Understanding segmentation heads: They are essentially the final layers of your model responsible for translating the rich feature representations from the backbone(ViT in this case) into pixel-level class predictions (i.e., the segmentation mask). Several popular types of segmentation heads exist, each with its strengths and considerations:
Common Segmentation Heads:
- Linear decoder: This is the simplest type of head, where the flattened output of the ViT backbone is fed into a linear layer (or a few) to predict class probabilities for each pixel. It's computationally efficient but might lack the ability to capture fine-grained details.
- MLP Decoders: Similar to the linear decoder, but with multiple layers and potentially non-linearities to allow for more complex feature transformations.
- CNNs: To implement, you need to reshape and interpolate the token outputs into a 2D grid before applying convolutional layers.

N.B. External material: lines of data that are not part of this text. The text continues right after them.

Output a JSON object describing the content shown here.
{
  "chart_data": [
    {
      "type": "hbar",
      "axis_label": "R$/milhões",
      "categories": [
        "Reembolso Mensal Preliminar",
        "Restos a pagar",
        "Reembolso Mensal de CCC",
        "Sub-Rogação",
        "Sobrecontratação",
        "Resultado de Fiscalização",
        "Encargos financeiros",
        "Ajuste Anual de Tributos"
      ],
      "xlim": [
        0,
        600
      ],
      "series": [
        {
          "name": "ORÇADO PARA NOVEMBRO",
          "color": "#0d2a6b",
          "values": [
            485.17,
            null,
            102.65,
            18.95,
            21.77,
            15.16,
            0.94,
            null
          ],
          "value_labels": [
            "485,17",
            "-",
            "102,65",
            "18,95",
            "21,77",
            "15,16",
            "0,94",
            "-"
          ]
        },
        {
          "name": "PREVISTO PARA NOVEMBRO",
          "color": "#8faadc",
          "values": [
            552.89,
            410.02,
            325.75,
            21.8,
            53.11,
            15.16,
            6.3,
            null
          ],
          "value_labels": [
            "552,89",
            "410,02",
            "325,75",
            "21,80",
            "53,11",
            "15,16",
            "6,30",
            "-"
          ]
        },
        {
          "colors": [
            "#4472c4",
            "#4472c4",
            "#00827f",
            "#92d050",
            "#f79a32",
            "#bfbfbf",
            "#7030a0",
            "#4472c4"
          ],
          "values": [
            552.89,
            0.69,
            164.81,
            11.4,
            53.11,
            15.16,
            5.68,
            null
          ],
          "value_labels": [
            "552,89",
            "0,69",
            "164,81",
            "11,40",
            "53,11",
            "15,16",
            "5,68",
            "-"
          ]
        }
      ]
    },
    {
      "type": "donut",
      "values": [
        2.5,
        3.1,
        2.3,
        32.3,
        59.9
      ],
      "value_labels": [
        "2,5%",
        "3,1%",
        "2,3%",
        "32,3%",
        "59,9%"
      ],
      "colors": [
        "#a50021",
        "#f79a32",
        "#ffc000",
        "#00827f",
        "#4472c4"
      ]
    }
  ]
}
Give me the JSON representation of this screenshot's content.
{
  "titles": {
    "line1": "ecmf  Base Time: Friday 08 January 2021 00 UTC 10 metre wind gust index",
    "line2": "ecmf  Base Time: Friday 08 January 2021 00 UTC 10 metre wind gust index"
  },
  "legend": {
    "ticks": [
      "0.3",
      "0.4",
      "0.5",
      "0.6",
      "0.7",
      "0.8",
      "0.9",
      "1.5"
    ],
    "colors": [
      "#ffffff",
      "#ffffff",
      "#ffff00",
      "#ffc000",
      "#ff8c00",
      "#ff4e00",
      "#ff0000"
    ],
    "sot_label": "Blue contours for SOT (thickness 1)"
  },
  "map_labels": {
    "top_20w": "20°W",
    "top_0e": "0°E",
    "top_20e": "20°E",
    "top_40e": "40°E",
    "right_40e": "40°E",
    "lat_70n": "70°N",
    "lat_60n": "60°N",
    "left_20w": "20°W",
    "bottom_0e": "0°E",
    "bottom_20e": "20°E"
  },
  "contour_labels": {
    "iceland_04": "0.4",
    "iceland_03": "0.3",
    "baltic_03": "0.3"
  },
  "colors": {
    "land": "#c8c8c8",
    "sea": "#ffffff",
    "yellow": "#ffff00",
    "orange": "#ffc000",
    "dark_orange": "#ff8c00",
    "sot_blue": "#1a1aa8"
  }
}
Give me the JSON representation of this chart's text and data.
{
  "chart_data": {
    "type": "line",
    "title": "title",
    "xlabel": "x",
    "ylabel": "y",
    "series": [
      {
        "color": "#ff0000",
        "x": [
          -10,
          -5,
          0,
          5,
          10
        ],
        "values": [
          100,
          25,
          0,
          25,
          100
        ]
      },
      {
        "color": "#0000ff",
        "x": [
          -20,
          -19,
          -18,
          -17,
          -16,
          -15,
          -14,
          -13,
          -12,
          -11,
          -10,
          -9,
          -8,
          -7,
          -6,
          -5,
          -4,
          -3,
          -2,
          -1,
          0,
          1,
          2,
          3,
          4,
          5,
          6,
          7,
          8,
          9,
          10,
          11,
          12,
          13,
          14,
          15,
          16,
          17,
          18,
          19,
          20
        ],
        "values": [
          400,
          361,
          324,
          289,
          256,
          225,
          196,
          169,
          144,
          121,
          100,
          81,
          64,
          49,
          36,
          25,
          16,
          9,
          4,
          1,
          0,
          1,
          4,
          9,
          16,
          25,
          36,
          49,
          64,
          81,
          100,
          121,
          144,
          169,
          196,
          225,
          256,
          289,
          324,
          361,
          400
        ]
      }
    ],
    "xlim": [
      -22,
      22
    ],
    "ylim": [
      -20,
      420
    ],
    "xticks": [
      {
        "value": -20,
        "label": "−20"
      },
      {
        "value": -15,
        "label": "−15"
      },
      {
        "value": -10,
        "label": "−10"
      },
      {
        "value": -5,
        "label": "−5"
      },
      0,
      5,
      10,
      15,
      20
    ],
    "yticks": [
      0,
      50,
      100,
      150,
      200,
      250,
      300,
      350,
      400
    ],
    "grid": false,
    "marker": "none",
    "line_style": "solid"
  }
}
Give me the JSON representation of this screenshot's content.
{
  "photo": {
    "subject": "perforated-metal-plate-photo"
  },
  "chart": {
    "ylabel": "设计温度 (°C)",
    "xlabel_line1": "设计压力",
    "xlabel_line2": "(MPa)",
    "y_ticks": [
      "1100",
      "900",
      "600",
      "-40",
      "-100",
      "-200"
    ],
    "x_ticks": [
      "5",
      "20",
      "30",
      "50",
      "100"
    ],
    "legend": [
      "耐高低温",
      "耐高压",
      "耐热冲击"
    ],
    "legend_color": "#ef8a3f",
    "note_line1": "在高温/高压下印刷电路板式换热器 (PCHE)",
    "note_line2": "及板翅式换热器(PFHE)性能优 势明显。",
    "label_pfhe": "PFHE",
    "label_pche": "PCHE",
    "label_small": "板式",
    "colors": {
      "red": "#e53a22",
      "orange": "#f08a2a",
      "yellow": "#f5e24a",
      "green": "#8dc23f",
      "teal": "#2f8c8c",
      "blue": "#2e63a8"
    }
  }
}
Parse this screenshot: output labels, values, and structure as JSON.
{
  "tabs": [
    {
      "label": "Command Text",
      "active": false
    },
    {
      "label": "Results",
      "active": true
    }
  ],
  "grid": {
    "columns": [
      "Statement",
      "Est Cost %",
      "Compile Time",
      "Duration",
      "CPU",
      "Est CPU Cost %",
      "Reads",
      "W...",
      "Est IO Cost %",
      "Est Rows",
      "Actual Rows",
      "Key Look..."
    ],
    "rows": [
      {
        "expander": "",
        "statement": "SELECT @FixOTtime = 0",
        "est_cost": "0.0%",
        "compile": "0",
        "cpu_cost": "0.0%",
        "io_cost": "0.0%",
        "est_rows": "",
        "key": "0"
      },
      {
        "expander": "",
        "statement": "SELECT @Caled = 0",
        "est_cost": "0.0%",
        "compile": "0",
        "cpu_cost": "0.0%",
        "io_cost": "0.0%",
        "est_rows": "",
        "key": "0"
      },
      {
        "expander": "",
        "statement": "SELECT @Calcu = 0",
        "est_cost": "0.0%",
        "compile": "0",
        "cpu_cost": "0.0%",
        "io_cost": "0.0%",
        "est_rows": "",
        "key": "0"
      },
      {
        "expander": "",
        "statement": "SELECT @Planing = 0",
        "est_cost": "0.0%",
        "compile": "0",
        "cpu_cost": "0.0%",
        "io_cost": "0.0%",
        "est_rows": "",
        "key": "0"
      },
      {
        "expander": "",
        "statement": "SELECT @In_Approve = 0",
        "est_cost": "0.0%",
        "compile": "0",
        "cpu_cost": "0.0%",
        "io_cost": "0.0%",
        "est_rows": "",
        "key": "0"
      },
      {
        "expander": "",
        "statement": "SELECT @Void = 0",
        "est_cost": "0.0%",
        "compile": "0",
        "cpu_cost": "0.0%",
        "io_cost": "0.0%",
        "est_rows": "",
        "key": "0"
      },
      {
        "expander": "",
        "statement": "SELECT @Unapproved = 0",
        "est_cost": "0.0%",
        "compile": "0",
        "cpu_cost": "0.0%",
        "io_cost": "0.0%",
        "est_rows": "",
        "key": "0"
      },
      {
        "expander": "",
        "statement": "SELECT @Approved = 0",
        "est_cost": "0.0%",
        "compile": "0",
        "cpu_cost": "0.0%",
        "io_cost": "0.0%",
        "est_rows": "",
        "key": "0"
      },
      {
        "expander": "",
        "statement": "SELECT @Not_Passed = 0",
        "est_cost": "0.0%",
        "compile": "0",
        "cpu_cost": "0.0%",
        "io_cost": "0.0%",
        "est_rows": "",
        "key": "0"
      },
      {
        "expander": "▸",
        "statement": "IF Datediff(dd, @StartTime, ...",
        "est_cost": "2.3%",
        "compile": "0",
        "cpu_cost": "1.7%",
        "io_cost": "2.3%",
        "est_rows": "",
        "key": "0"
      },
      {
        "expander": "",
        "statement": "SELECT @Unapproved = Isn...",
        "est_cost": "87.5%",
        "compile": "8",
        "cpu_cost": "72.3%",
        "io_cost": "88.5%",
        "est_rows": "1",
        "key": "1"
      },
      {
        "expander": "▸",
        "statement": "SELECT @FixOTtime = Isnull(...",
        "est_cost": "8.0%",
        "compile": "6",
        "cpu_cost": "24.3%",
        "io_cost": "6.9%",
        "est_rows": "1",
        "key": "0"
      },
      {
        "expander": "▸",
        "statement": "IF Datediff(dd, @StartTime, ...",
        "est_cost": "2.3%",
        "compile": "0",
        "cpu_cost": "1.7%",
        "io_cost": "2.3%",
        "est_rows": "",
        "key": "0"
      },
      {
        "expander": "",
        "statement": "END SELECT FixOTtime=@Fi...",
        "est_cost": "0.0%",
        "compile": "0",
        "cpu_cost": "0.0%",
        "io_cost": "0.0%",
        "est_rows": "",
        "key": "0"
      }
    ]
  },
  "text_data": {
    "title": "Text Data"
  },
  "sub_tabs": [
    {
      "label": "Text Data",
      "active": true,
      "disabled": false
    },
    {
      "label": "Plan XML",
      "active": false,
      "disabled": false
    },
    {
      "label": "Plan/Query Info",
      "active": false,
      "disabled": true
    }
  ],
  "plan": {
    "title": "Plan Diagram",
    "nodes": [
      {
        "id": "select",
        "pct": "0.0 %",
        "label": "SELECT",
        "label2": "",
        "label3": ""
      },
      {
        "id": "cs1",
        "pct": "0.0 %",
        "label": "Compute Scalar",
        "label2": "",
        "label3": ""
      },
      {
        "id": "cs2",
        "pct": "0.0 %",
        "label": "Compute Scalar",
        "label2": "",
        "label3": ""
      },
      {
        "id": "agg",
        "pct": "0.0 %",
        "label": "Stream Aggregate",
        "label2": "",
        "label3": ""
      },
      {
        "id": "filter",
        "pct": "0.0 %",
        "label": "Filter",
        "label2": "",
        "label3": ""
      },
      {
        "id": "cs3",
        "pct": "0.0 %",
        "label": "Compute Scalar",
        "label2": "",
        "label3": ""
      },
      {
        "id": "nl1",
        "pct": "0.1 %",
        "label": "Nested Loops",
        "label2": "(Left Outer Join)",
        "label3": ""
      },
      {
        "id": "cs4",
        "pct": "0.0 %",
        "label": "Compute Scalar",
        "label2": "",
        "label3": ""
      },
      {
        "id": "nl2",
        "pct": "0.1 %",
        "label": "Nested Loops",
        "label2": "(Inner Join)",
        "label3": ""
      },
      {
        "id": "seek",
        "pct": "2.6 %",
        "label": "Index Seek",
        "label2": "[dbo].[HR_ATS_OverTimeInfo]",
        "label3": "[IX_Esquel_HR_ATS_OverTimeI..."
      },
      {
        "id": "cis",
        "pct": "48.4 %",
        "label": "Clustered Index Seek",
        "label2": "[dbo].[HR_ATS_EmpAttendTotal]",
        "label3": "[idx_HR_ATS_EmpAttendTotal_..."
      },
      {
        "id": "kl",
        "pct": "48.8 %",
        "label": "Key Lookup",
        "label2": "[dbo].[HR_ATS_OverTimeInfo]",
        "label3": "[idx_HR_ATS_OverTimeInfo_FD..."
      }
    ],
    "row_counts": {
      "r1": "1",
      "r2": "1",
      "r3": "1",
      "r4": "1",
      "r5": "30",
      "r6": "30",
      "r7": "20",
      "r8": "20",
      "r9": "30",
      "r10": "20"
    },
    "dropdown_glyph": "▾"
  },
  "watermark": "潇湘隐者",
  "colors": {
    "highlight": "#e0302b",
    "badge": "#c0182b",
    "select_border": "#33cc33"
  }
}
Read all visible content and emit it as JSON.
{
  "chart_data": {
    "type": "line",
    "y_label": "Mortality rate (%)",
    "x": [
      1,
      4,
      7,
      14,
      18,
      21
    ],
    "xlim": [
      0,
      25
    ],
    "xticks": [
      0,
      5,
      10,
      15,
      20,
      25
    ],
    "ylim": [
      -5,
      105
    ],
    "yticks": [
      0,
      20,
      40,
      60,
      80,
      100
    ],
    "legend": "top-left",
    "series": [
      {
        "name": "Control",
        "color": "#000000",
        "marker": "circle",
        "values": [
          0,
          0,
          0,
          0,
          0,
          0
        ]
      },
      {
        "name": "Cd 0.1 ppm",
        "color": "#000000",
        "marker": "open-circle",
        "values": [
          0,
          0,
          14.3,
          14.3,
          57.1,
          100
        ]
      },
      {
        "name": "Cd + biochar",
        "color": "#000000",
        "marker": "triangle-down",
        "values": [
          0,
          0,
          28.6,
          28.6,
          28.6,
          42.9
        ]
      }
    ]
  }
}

- U-Net like decoder: Inspired by the popular U-Net architecture, these decoders have skip connections that combine low-level (detail-rich) features from the backbone with high-level (semantic-rich) features from the decoder. Transformer tokens can be reshaped and processed through a U-Net-like decoder with skip connections. Check out TransUNet as mention below list of implementations.
- There are other types of decoder too. I covered most basic once.
The good news is that you're not restricted to specific segmentation heads for specific ViT backbones. In principle, any of the segmentation heads mentioned above can be used with any ViT backbone.
Choosing the Right Head: consider the following factors when choosing a segmentation head:
Complexity and Performance: Linear/MLP heads are the simplest but might not offer the best performance. Transformer-based decoders and mask transformers offer better modeling capabilities but can be more complex.
Computational Resources: If computational resources are limited, simpler heads like MLP might be preferable.
Task-Specific Requirements: consider the nature of the segmentation task. If you need to capture fine details or long-range dependencies, a more powerful decoder might be necessary.
Example implementations with links (Not in specific order):
- SegFormer: designed to work with transformer backbones.
- DPT: Uses a ViT backbone followed by a dense prediction head.
- SegViT: Semantic degmentation with plain vision transformers
- Swin Transformer: Hierarchical Vision Transformer using Shifted Windows
- TransUNet: Transformers as encoder. U-net like structure.